The recruited person will have to invest mainly on the domain of anomaly detection in temporal networks, for specific contexts where explications are expected, i.e. where a decision has to be made regarding the detected anomalies and their properties. Part of the mission is the study and the synthesis of the recent works in both fields (anomaly detection in temporal graphs and anomaly explicability). The candidate will propose new methods, with a focus on unsupervised edge stream approaches [Latapy 2018, Chang 2021].

To support the theoretical work of this project, we will test our methods and tools with academic datasets: networking data dedicated to anomaly detection, e.g. TwitterSecurity2014 and generated data, e.g. by CDR-Generator. A case study with interaction data from a learning management system can be conducted if we have access to this data during the project.

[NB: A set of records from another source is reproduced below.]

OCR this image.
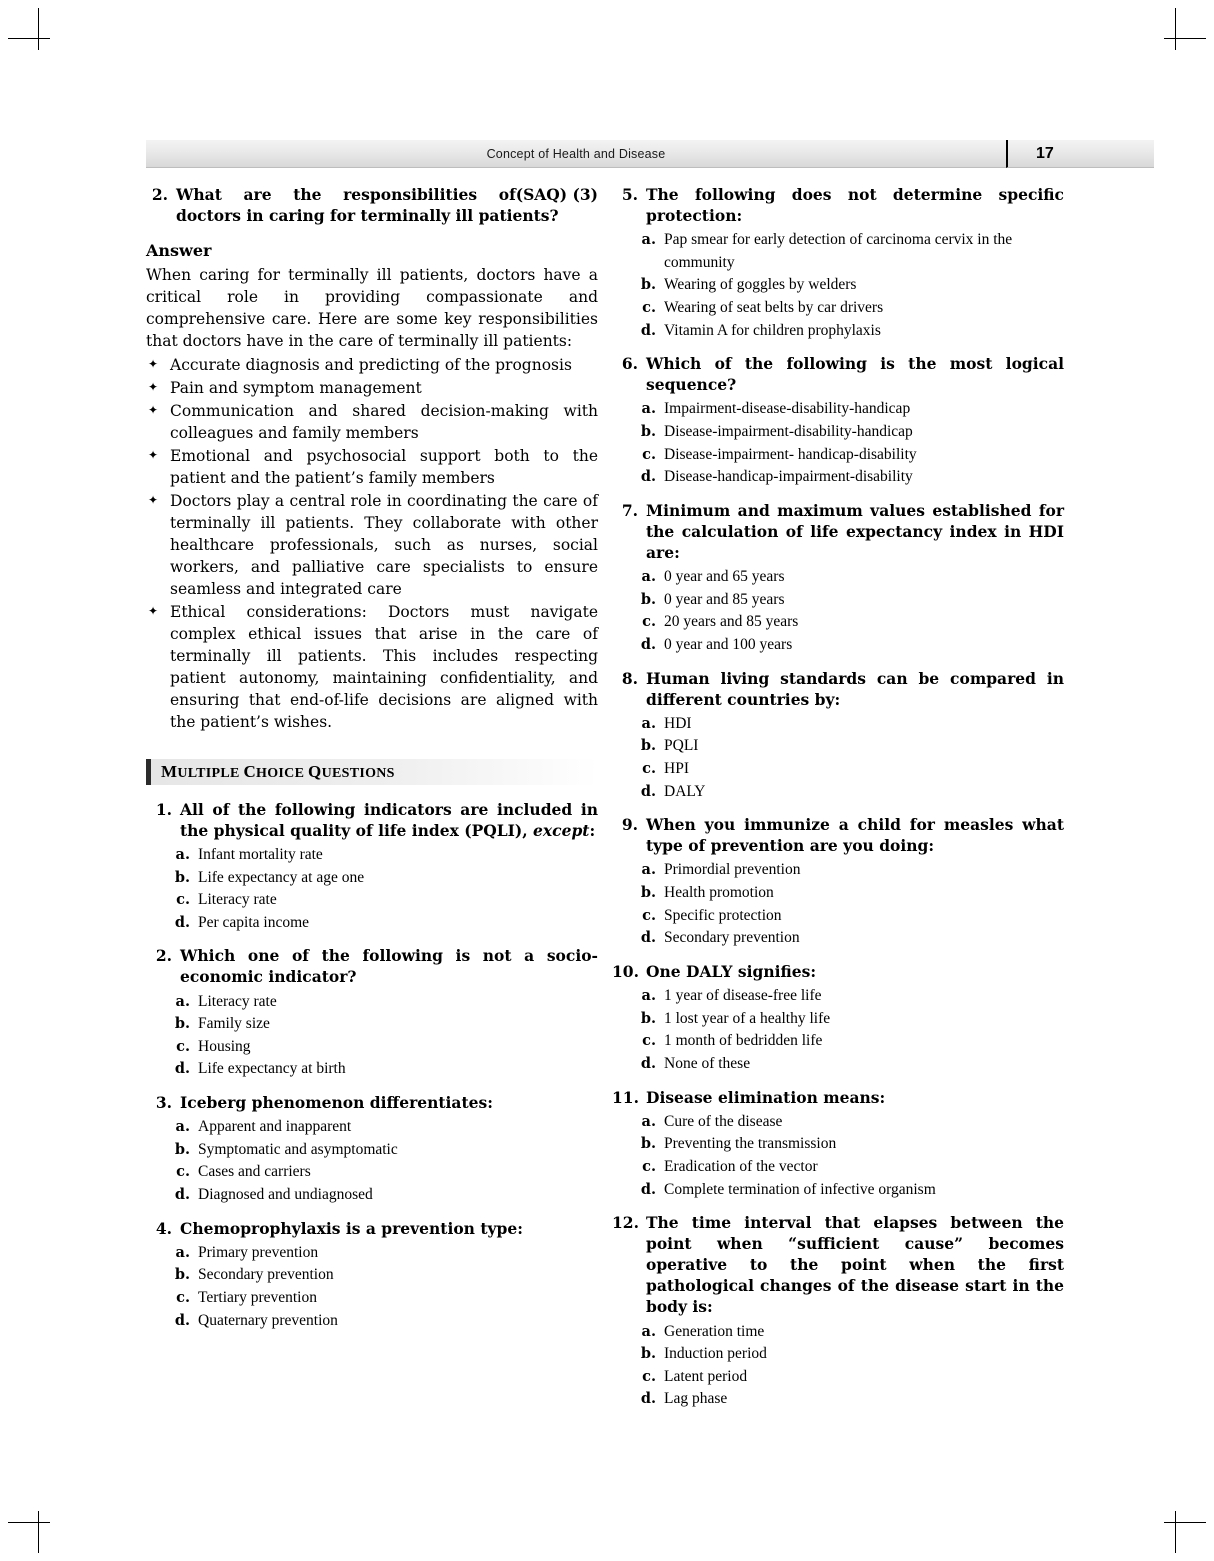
Concept of Health and Disease	17
2.	(SAQ) (3)
What are the responsibilities of doctors in caring for terminally ill patients?
Answer
When caring for terminally ill patients, doctors have a critical role in providing compassionate and comprehensive care. Here are some key responsibilities that doctors have in the care of terminally ill patients:
✦ Accurate diagnosis and predicting of the prognosis
✦ Pain and symptom management
✦ Communication and shared decision-making with colleagues and family members
✦ Emotional and psychosocial support both to the patient and the patient’s family members
✦ Doctors play a central role in coordinating the care of terminally ill patients. They collaborate with other healthcare professionals, such as nurses, social workers, and palliative care specialists to ensure seamless and integrated care
✦ Ethical considerations: Doctors must navigate complex ethical issues that arise in the care of terminally ill patients. This includes respecting patient autonomy, maintaining confidentiality, and ensuring that end-of-life decisions are aligned with the patient’s wishes.
MULTIPLE CHOICE QUESTIONS
1. All of the following indicators are included in the physical quality of life index (PQLI), except:
a. Infant mortality rate
b. Life expectancy at age one
c. Literacy rate
d. Per capita income
2. Which one of the following is not a socio-economic indicator?
a. Literacy rate
b. Family size
c. Housing
d. Life expectancy at birth
3. Iceberg phenomenon differentiates:
a. Apparent and inapparent
b. Symptomatic and asymptomatic
c. Cases and carriers
d. Diagnosed and undiagnosed
4. Chemoprophylaxis is a prevention type:
a. Primary prevention
b. Secondary prevention
c. Tertiary prevention
d. Quaternary prevention
5. The following does not determine specific protection:
a. Pap smear for early detection of carcinoma cervix in the community
b. Wearing of goggles by welders
c. Wearing of seat belts by car drivers
d. Vitamin A for children prophylaxis
6. Which of the following is the most logical sequence?
a. Impairment-disease-disability-handicap
b. Disease-impairment-disability-handicap
c. Disease-impairment- handicap-disability
d. Disease-handicap-impairment-disability
7. Minimum and maximum values established for the calculation of life expectancy index in HDI are:
a. 0 year and 65 years
b. 0 year and 85 years
c. 20 years and 85 years
d. 0 year and 100 years
8. Human living standards can be compared in different countries by:
a. HDI
b. PQLI
c. HPI
d. DALY
9. When you immunize a child for measles what type of prevention are you doing:
a. Primordial prevention
b. Health promotion
c. Specific protection
d. Secondary prevention
10. One DALY signifies:
a. 1 year of disease-free life
b. 1 lost year of a healthy life
c. 1 month of bedridden life
d. None of these
11. Disease elimination means:
a. Cure of the disease
b. Preventing the transmission
c. Eradication of the vector
d. Complete termination of infective organism
12. The time interval that elapses between the point when “sufficient cause” becomes operative to the point when the first pathological changes of the disease start in the body is:
a. Generation time
b. Induction period
c. Latent period
d. Lag phase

[Chang 2021] Yen-Yu Chang, et al. "F-fade: Frequency factorization for anomaly detection in edge streams." Proceedings of the 14th ACM International Conference on Web Search and Data Mining. 2021

[Latapy 2018] Latapy, Matthieu, Tiphaine Viard, and Clémence Magnien. "Stream graphs and link streams for the modeling of interactions over time." Social Network Analysis and Mining 8.1 (2018): 1-29.

[Ranshous 2015] Stephen Ranshous, Shitian Shen, Danai Koutra, Steve Harenberg, Christos Faloutsos, and Nagiza F Samatova. 2015. Anomaly detection in dynamic networks: a survey. Wiley Interdisciplinary Reviews: Computational Statistics (2015), 223–247

[Suri 2019] Suri, N. M. R., Murty, M. N., & Athithan, G. (2019). Outlier detection: techniques and applications. Springer Nature.

[Yepmo 2022] Yepmo, V., Smits, G., & Pivert, O. (2022). Anomaly explanation: A review. Data & Knowledge Engineering, 137, 101946.


Job requirements

3. Training and skills

Training

  • PhD less than 3 years old in Computer Science, Machine Learning

Knowledge & Skills

The candidate should have strong skills in Machine Learning (model design, deep learning approaches) and Python and a strong interest in Complex Networks Analysis and Explicable AI.

Benefits

  • 49 days of annual leave and time off
  • Partial telecommuting possible
  • Public transport paid for
  • Sustainable mobility package (for carpooling or cycling)
  • Family supplement
  • Wide range of social benefits

Additional information and application

  • Application deadline : December 4th, 2022
  • Start of contract : early 2023
  • Type of contract : Fixed-term contract under public law
  • Duration of the contract : 12months,
  • Geographic location : IMT Atlantique - 655 Av. du Technopôle, 29280 Plouzané
  • Project : Digital 2023
  • The positions offered for recruitment are open to all with, upon request, accommodations for candidates with disabilities
  • Hierarchical Category: Category II trade P of the LMI management cadre
  • For more information, please contact : Cécile Bothorel (cecile.bothorel@imt-atlantique.fr)

Application documents

  • Resume with list of publications
  • Cover letter
  • Names and emails of referees that may be contacted
  • PDF of a representative article (or slide show) by the candidate related to this project.